Mantan Direktur Pelaksana Bank Dunia itu memastikan, penyelenggaraan pemilu pada April 2019 nanti tak akan jauh berbeda dengan sebelumnya. Perbedaannya hanya pemilihan presiden dan wakil presiden serta anggota legislatif diselenggarakan secara bersamaan. “Dari sisi politik, hal ini dapat meningkatkan efisiensi waktu,” katanya.
(Baca: Debat Cawapres Tak Berpengaruh, IHSG Dibuka Positif )
Menurut dia, sistem demokrasi dapat membuat kehidupan politik menjadi lebih lagi. Karena itu, ia meyakinkan kepada para issuer yang hadir agar tidak perlu khawatir dengan cara pemerintah mengelola pemilu.
Tantangan yang akan dihadapi Indonesia ke depan, ia mengatakan, tidak jauh beda dengan tahun lalu. Normalisasi kebijakan moneter di Amerika Serikat dan perlambatan ekonomi Tiongkok akan berpengaruh ke negara ini. Kelanjutan perang dagang juga menjadi tantangan bagi ekonomi Indonesia.
(Baca: Moody's Prediksi Pertumbuhan Ekonomi RI di Bawah 5% pada 2019 dan 2020)
Fitch Ratings sebelumnya mempertahankan peringkat utang atau kredit pemerintah pada level BBB dengan outlook stabil. Pemberian rating ini berdasarkan tingkat pertumbuhan ekonomi dan beban utang pemerintah yang relative rendah.
Capaian ini terjadi karena Indonesia diuntungkan dengan sikap bank sentral AS, The Fed, yang cenderung konservatif. Namun, Fitch memberi catatan soal ketergantungan pemerintah terhadap aliran dana asing ke portofolio saham dan obligasi.
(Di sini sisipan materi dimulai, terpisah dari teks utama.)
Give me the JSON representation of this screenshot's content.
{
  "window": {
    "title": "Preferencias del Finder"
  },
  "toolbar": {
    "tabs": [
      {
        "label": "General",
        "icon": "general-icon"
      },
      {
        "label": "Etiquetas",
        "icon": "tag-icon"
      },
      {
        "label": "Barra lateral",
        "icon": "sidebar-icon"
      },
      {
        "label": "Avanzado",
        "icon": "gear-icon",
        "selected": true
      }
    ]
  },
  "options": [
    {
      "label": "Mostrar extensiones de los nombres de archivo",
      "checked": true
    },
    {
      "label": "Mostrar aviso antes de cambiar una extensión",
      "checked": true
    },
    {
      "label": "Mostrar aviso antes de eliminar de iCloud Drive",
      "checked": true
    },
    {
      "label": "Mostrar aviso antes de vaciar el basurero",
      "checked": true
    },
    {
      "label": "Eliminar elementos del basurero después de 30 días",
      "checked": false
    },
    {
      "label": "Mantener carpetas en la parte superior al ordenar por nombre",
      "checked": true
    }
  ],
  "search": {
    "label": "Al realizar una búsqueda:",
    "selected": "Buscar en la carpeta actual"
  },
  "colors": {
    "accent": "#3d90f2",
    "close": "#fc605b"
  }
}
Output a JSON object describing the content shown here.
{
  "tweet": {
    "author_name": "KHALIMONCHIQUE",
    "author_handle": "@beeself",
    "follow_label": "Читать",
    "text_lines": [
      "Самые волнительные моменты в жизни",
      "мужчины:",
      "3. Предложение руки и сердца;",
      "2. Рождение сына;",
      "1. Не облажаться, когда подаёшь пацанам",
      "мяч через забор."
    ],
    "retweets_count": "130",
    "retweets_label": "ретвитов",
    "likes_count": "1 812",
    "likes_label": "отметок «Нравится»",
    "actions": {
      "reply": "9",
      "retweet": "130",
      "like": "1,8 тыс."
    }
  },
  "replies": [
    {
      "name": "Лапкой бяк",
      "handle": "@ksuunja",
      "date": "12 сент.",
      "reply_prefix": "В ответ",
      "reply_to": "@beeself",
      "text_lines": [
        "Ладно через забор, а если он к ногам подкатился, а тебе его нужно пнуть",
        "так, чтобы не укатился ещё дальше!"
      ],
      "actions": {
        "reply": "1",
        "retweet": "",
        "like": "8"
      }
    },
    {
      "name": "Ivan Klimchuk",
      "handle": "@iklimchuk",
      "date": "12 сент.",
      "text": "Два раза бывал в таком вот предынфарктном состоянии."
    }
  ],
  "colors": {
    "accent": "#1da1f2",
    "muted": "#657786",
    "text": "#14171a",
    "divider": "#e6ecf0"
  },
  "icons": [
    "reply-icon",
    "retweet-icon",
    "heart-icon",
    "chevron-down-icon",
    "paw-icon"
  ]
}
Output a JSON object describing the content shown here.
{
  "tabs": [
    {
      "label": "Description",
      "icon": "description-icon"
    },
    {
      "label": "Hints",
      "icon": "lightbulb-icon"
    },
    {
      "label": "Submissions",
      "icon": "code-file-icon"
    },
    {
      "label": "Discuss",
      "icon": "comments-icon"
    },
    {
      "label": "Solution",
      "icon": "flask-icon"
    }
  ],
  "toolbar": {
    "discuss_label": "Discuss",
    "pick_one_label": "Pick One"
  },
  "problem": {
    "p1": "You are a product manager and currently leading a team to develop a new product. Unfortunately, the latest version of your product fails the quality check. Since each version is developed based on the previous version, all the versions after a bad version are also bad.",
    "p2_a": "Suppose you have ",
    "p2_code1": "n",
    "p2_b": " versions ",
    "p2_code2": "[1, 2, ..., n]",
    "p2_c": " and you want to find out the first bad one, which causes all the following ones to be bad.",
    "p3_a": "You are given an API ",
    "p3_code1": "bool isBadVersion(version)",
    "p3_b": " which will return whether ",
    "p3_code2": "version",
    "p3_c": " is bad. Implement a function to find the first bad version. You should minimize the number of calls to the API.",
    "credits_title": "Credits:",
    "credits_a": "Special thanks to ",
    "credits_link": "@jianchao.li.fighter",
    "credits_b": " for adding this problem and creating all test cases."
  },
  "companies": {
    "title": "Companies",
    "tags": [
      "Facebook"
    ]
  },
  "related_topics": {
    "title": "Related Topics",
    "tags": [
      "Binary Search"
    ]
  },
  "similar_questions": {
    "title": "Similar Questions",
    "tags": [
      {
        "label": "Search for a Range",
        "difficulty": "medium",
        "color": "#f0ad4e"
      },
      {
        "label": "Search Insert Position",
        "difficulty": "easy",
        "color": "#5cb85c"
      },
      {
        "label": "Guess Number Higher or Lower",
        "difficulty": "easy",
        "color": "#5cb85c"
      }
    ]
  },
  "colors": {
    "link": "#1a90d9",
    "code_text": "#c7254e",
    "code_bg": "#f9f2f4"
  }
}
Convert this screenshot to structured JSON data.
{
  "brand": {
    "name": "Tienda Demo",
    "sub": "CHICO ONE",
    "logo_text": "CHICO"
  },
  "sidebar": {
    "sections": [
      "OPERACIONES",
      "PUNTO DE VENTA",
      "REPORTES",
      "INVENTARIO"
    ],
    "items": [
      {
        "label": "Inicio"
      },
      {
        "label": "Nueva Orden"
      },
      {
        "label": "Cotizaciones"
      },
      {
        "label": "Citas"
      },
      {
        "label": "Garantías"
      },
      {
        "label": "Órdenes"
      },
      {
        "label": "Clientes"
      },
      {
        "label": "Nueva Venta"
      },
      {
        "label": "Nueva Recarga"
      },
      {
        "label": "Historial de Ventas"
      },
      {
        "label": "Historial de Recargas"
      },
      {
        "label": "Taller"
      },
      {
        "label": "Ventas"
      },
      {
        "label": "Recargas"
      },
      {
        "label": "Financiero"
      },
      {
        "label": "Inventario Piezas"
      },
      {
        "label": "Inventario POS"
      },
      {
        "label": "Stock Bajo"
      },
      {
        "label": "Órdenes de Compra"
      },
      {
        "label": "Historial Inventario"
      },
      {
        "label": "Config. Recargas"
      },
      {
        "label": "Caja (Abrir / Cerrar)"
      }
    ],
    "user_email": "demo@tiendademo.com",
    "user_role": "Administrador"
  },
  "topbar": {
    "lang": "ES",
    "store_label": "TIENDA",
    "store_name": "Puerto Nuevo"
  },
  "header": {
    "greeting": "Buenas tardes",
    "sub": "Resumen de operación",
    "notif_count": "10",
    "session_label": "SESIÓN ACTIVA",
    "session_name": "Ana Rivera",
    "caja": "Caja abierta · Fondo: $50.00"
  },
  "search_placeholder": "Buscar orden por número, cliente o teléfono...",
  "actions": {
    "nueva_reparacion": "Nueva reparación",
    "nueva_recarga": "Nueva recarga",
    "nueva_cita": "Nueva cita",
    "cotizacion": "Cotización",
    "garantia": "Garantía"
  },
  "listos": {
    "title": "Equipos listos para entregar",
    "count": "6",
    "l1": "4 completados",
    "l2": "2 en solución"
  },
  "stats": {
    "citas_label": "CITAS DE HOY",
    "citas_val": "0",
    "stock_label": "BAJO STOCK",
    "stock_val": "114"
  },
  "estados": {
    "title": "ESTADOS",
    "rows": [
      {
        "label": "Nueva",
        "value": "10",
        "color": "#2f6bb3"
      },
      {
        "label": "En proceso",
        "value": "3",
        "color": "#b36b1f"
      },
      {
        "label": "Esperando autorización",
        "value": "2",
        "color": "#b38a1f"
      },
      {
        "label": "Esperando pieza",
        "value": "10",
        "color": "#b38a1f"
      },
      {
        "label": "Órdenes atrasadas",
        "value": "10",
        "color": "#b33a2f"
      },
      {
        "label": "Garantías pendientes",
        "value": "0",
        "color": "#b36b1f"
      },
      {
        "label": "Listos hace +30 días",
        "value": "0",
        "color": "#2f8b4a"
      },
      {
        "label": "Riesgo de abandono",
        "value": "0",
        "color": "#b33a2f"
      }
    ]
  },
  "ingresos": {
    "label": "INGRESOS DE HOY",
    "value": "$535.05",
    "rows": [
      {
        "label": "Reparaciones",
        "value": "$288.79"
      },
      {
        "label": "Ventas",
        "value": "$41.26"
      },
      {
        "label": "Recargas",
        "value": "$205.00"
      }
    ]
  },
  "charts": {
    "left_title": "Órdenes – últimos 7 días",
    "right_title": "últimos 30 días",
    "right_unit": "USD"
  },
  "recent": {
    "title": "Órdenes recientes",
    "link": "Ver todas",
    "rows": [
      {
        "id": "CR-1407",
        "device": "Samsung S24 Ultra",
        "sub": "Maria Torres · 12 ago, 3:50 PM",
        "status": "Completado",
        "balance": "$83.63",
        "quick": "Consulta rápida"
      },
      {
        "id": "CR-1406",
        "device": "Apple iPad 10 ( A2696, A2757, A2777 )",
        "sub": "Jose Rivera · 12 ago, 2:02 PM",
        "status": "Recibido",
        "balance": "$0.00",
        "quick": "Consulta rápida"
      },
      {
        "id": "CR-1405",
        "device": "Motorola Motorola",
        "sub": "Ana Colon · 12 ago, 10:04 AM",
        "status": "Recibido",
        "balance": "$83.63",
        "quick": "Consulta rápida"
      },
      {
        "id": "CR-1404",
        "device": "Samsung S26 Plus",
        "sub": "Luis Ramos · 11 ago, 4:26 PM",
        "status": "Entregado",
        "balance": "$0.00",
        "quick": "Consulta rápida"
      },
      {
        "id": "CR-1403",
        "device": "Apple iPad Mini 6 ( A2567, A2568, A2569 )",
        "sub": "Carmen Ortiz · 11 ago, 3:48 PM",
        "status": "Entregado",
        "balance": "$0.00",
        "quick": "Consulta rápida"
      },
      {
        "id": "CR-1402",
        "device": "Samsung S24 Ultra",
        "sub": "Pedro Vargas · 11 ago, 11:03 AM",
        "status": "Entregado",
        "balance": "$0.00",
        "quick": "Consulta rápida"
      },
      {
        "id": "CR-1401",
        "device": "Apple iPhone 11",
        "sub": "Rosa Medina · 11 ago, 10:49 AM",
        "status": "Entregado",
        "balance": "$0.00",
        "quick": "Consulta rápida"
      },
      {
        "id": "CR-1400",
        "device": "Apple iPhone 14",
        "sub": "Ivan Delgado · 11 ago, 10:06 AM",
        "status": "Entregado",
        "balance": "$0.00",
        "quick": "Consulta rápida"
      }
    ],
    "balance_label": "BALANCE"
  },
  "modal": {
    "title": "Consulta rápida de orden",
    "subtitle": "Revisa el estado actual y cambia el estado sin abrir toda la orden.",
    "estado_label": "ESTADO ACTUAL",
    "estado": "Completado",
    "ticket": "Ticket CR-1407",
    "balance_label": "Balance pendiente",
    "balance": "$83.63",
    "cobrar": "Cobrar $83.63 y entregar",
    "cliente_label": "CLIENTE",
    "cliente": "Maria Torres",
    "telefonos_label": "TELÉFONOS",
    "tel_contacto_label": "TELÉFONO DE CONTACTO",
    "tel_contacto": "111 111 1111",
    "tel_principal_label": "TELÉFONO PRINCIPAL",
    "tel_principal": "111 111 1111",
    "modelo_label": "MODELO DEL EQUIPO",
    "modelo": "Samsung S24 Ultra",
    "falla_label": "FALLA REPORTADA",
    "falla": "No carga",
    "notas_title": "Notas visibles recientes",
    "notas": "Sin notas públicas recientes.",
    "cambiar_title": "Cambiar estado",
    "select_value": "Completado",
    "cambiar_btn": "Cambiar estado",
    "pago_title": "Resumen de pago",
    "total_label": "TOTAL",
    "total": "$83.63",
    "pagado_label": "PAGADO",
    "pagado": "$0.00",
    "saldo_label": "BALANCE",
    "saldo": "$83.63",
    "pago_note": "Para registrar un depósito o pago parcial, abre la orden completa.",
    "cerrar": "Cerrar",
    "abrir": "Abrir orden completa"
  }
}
Dana asing tersebut cenderung mudah keluar-masuk. Lembaga pemeringkat asal AS itu mencatat, sekitar 37% surat utang pemerintah berdenominasi rupiah dipegang investor asing. Namun, investasi asing langsung yang berjangka panjang hanya sebesar US$ 22 miliar (Rp 312,1 triliun) atau 2,1% dari Produk Domestik Bruto (PDB).